Cardiff, the capital city of Wales, is a vibrant and bustling modern city that deserves at least a day of your holiday!

Visit Cardiff Bay – Europe’s biggest waterfront development and home to the National Assembly for Wales, The Wales Millennium Centre, and the Norwegian Church. A 30-minute stroll (or a short bus or taxi ride) and the Principality Stadium, the home of Welsh rugby, looms over the river Taff. From here you are seconds from Cardiff Castle, Cardiff Museum, and the bustling Victorian shopping arcades.

Heading west past towns made famous by coal and steel, we reach Swansea and the Gower peninsula. Britain’s first Area of Outstanding Natural Beauty feels a million miles from the bustling centre of Cardiff. Broad sandy beaches, pounding surf and lofty clifftop walks are the order of the day on ‘The Gower’

A visit to the busy seaside town of Tenby is also a must. The light and colours have attracted artists and tourists for centuries. Tenby is known for its 13th-century town walls, sandy beaches, and its delightful little harbour.

The next stop is the ancient county of Pembrokeshire. Don’t miss Pembroke Castle, the birthplace of Henry VII or St Davids, the smallest city in Britain. Its magnificent cathedral was founded in the 6th century by St David, the Patron saint of Wales. A RIB ride around Ramsey Island to see seals, sea birds and ‘The Bitches’ tidal race (and dolphins if you are lucky!) shouldn’t be missed.

Now turn north past pretty coastal villages like Fishguard, Cardigan and Aberaeron. Stop off at the mysterious 5000-year-old burial chambers at Pentre Ifan then take a ride on the Cwm Rheidol heritage steam railway. Whilst here, keep your eyes peeled, you may spot the national bird of Wales, the Red Kite, soaring majestically alongside you. The next stop is the busy university town of Aberystwyth and onwards the gateway to Snowdonia and North Wales.

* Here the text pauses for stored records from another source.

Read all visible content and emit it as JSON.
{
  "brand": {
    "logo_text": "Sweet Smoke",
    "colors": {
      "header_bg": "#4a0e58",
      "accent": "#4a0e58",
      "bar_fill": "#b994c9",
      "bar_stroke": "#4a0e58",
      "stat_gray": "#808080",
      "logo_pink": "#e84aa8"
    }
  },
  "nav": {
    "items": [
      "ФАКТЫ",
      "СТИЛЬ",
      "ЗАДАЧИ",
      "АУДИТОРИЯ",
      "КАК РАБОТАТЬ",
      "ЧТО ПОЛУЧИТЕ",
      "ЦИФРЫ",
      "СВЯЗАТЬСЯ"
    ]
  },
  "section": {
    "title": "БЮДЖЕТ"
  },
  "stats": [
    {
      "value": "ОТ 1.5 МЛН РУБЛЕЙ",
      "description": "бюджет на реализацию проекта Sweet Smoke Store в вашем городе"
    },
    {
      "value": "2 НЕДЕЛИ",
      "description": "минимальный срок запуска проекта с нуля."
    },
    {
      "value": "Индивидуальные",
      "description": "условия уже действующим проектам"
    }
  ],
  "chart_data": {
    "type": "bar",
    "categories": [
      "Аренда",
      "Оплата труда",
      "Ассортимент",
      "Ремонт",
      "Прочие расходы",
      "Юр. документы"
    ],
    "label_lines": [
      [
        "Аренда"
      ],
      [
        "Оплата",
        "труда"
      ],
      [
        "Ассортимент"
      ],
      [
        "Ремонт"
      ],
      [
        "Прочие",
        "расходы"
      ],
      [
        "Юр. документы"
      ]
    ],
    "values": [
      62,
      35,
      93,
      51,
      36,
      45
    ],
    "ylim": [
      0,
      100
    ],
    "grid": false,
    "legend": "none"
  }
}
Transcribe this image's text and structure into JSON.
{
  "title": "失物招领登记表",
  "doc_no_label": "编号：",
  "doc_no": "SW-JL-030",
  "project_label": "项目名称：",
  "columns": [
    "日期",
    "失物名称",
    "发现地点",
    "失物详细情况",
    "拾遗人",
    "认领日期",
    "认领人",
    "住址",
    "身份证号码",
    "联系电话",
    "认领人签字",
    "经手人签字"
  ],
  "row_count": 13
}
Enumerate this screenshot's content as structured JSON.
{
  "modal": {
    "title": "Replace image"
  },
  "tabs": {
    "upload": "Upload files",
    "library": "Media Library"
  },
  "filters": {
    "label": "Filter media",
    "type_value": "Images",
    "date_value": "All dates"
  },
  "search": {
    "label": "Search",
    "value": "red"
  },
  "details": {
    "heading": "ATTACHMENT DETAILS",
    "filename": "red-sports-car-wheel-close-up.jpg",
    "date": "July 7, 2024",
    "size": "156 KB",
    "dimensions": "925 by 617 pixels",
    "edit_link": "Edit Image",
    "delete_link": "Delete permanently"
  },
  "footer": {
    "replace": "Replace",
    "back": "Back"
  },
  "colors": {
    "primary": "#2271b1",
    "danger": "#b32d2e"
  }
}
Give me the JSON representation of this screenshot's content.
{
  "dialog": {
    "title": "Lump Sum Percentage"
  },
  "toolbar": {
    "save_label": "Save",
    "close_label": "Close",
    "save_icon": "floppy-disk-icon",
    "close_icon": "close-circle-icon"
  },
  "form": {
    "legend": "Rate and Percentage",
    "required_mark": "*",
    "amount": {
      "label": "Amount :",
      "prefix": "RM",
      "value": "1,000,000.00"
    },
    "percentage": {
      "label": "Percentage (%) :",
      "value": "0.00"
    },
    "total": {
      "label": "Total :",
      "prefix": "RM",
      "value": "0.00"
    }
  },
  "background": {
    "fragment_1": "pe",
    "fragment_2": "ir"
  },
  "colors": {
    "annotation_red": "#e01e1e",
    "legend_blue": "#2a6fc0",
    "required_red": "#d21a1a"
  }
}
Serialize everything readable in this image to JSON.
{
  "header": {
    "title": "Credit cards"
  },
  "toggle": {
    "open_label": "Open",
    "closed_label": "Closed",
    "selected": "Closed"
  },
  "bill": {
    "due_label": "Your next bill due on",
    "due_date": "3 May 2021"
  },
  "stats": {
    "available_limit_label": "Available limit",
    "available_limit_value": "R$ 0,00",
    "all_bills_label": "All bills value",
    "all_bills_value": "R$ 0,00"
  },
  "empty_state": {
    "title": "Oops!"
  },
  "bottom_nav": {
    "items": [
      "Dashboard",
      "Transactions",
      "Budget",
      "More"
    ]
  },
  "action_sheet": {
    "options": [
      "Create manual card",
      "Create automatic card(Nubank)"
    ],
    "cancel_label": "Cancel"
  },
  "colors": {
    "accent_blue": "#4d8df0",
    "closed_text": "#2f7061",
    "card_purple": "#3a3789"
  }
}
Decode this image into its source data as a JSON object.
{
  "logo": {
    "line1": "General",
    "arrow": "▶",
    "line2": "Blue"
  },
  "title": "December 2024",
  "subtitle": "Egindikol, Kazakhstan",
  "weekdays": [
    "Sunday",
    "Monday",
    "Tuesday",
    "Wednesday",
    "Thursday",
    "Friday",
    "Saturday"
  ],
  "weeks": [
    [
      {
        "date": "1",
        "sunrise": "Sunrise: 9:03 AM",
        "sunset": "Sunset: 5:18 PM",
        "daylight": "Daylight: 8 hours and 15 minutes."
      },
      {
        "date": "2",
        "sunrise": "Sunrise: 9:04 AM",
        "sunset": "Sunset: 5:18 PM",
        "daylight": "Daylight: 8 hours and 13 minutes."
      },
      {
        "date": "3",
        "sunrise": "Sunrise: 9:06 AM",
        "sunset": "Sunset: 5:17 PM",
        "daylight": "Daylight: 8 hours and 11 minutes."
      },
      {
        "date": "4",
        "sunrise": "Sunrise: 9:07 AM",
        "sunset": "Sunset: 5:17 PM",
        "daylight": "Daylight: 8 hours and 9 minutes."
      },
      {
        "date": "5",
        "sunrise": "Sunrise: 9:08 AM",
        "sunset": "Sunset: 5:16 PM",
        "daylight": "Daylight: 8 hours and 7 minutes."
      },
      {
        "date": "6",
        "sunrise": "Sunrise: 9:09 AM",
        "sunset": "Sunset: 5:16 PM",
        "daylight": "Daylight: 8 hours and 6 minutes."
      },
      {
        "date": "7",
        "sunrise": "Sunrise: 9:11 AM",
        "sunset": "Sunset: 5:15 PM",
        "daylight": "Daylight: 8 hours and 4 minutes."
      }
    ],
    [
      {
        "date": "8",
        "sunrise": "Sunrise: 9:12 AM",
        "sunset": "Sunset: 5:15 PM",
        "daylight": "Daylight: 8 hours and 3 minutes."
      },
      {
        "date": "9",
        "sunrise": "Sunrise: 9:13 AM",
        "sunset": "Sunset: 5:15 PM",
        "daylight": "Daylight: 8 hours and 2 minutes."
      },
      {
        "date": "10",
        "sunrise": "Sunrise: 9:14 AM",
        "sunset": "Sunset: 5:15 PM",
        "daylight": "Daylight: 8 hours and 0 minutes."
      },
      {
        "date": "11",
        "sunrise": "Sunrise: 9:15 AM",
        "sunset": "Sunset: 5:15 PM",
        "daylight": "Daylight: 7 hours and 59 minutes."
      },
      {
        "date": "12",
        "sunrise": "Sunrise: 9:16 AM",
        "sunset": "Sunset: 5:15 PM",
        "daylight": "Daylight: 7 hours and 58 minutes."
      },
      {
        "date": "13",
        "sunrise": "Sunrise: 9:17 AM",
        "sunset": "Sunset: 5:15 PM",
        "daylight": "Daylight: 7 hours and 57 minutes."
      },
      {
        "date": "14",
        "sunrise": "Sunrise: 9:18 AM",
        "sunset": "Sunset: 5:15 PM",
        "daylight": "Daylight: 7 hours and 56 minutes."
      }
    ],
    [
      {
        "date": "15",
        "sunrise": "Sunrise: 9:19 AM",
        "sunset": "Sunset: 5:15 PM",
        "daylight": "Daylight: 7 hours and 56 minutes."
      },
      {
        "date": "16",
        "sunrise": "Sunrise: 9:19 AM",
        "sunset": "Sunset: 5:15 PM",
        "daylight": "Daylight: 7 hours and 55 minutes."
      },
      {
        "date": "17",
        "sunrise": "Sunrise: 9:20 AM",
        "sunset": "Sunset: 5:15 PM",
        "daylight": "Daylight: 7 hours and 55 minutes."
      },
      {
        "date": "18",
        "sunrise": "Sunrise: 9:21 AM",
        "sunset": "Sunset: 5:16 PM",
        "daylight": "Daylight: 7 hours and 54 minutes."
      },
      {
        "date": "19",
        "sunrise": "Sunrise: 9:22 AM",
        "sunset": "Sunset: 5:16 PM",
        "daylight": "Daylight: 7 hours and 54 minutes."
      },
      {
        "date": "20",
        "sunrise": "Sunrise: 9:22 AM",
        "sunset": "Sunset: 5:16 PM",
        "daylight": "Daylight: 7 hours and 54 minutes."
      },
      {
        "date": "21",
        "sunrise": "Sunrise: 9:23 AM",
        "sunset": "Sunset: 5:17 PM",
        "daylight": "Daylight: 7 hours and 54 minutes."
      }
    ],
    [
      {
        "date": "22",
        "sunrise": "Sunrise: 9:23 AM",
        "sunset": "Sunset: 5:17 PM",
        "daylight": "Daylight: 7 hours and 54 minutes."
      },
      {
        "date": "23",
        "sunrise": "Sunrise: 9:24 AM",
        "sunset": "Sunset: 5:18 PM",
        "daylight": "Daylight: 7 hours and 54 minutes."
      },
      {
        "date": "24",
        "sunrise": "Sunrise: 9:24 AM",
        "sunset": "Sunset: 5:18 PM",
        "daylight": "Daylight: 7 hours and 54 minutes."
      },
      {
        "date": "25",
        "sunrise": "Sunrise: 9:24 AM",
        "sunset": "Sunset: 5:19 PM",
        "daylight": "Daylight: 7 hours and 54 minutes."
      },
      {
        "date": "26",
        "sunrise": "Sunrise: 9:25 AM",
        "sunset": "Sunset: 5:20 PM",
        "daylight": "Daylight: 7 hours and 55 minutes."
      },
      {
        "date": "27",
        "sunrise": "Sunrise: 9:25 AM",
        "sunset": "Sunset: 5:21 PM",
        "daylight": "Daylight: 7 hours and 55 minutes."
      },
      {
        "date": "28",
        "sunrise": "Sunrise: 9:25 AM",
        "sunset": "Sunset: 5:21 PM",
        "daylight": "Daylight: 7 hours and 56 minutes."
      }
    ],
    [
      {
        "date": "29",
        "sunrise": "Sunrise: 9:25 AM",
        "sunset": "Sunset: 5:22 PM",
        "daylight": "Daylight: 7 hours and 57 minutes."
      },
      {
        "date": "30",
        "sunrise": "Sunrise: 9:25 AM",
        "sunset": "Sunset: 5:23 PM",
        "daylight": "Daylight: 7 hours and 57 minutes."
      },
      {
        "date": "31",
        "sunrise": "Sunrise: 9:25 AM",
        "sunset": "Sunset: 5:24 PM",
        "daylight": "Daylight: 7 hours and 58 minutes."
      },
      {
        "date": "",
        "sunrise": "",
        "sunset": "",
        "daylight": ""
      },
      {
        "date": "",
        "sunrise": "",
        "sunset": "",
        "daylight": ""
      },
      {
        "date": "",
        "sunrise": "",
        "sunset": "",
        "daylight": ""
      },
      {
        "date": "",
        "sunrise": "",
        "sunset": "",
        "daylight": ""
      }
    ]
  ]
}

For an alternative route, from Cardiff or Swansea, head north to the Brecon Beacons, the highest mountains south of Snowdonia. The ‘Beacons’ form the northern end of the great coal-mining valleys of the industrial revolution. Industry in these valleys in the 19th century helped make Wales one of the first industrial super nations. Whilst here visit ‘Waterfall Country’ and the whisky distillery at Penderyn for a ‘wee dram’ of Wales’ finest spirit.

Now turn north through the sparsely populated heartlands of mid-Wales. Visit Builth Wells, home of the annual Royal Welsh agricultural show. A narrow mountain road through the wild Cambrian Mountains takes you past the great reservoirs of Mid Wales. Built to provide water for the industrial cities of the English midlands this landscape almost has a Scandinavian feel to it. Our last stop before we head north to the busy university town of Aberystwyth is the beacon of tranquillity and reverence that is the former Cistercian abbey of Strata Florida.